Progress, despite what you have heard lately from some environmentalists and populists (of the left and right), is good. Really good, in fact. The new working paper “A Calculation of the Social Returns to Innovation” by Benjamin F. Jones and Lawrence H. Summers opens with several reminders of that reality: “Standards of living in advanced economies have risen dramatically over the last two centuries, with U.S. income per-capita currently 25 times its level in 1820. … Scientific and technological advances, ultimately delivering valuable new products and services, are thought to be critical drivers of these gains. … Innovative advances also appear central to improving human health and life expectancy.”
So given the tremendous impact of innovation, especially technological advances, it makes sense for a society to invest considerable resources in boosting innovation. But how much exactly? As the economists note, “Yet measuring the social returns to scientific and technological advance has proven difficult.” And a key finding from their attempt at measure those returns:
Overall, we find that the average social returns to innovation investments appear very large. If formal R&D and new venture creation drive the bulk of productivity gains, then the social returns to these investments appear enormous. If a much broader set of investments, including capital embodiment, are needed to fulfill these productivity gains, then the social returns to these broader activities still appear large. Even under very conservative assumptions, it is difficult to find an average return below $4 per $1 spent. Accounting for health benefits, inflation bias, or international spillovers can bring the social returns to over $20 per $1 spent, with internal rates of return approaching 100%. … The implication is that policies to support further innovation investment are broadly well motivated. Innovation investments can credibly raise economic growth rates and extend lives, paying for their costs many times over. And because the social returns exceed the private returns, public policy has a central role, and opportunity, in unleashing these gains.
Both private and public investment are important here, though one takeaway from this paper is that government should be doing more. And there are lots of proposals floating around these days to do just that. Democratic nominee Joe Biden, for example, is promising $300 billion in new investment in R&D and “breakthrough technologies — from electric vehicle technology to lightweight materials to 5G and artificial intelligence — to unleash high-quality job creation in high-value manufacturing and technology.” And last spring, a bipartisan group of federal lawmakers unveiled the Endless Frontiers Act, which would invest $100 billion in emerging technology. The Trump White House also recently announced a new $1 billion initiative to “ensure American leadership in the industries of the future.”
One concern is that too much of any new federal investment will be on “applied research” or on mission-specific “moonshots.” Let’s not forget about basic research. As Jones and Summers note, “A basic research insight like Einstein’s general relativity turned out to be an essential tool underlying the Global Positioning System (GPS), which in turn is essential to many technology applications, including new business models like Uber and Lyft. Similarly, basic research 30 insights into extremophile bacteria in Yellowstone National Park provided the essential gene replication technologies that underpin the biotechnology industry. The connections between basic research and its ultimate applications appear broad, deep, and hard to predict.”

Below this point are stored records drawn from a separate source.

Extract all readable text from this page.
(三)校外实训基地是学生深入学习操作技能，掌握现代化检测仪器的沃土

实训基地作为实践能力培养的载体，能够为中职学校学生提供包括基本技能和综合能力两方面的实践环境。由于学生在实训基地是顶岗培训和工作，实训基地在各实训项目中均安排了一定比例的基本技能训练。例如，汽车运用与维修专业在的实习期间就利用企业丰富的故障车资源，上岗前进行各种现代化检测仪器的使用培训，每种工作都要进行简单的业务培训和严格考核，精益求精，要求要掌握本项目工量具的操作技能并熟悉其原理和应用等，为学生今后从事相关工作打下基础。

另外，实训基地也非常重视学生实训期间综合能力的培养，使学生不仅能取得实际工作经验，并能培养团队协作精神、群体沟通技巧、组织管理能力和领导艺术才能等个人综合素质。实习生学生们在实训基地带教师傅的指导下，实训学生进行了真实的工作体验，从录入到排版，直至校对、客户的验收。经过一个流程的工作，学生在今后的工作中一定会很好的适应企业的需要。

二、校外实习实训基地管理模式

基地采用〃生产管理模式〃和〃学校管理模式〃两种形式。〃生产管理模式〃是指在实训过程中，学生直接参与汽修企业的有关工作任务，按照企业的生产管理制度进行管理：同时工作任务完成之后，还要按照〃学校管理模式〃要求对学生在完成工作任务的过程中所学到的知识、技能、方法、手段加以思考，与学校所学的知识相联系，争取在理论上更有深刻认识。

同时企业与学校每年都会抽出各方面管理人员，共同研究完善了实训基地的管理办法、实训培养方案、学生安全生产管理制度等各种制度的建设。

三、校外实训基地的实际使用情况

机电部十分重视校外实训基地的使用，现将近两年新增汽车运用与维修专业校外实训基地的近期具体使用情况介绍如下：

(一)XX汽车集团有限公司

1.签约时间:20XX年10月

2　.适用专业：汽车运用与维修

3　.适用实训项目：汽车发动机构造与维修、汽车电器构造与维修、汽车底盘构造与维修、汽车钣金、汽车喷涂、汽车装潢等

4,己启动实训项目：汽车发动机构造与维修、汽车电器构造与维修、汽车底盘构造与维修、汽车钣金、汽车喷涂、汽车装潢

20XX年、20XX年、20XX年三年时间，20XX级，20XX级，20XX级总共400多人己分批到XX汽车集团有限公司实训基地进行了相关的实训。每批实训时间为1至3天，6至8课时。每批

More on this in a great new piece by Tony Mills (whom I chatted with back in May), a resident senior fellow and director of science policy at the R Street Institute, and a senior fellow at the Pepperdine School of Public Policy:
Not all scientific discoveries lead to technological breakthroughs. And it is usually difficult or impossible to predict which ones will. Those that do — like the atomic model developed by Ernest Rutherford and Niels Bohr in 1913 or the 1956 discovery of DNA polymerase (without which we couldn’t use RT-PCR to test for SARS-CoV2 today) — can take decades to bear technological fruit. That’s why, historically, the government rather than the private sector has taken the lead in funding basic science.
Unfortunately, U.S. R&D has become increasingly biased against basic science over the last few decades. This is partly because the private sector — which funds vastly more applied research and development than basic science — has overtaken the public sector as the largest funder of R&D. But even within the public sector, applied research and development comprises a larger and larger share of research dollars. The result is that, for all our talk about science today, we are massively underinvesting in scientific research.
Policy proposals calling for more R&D spending are right to highlight the importance of federal funding of science. Historically, however, our country’s ability to develop and deploy innovative technologies, as in World War II and the ensuing decades, resulted from not just federal funding, but also progress in our basic understanding of nature. It is here that government should focus its efforts, rather than simply spending more money on technology. To ensure America’s scientific and technological preeminence — and to better prepare for the next public health (or other) emergency — lawmakers should prioritize basic science.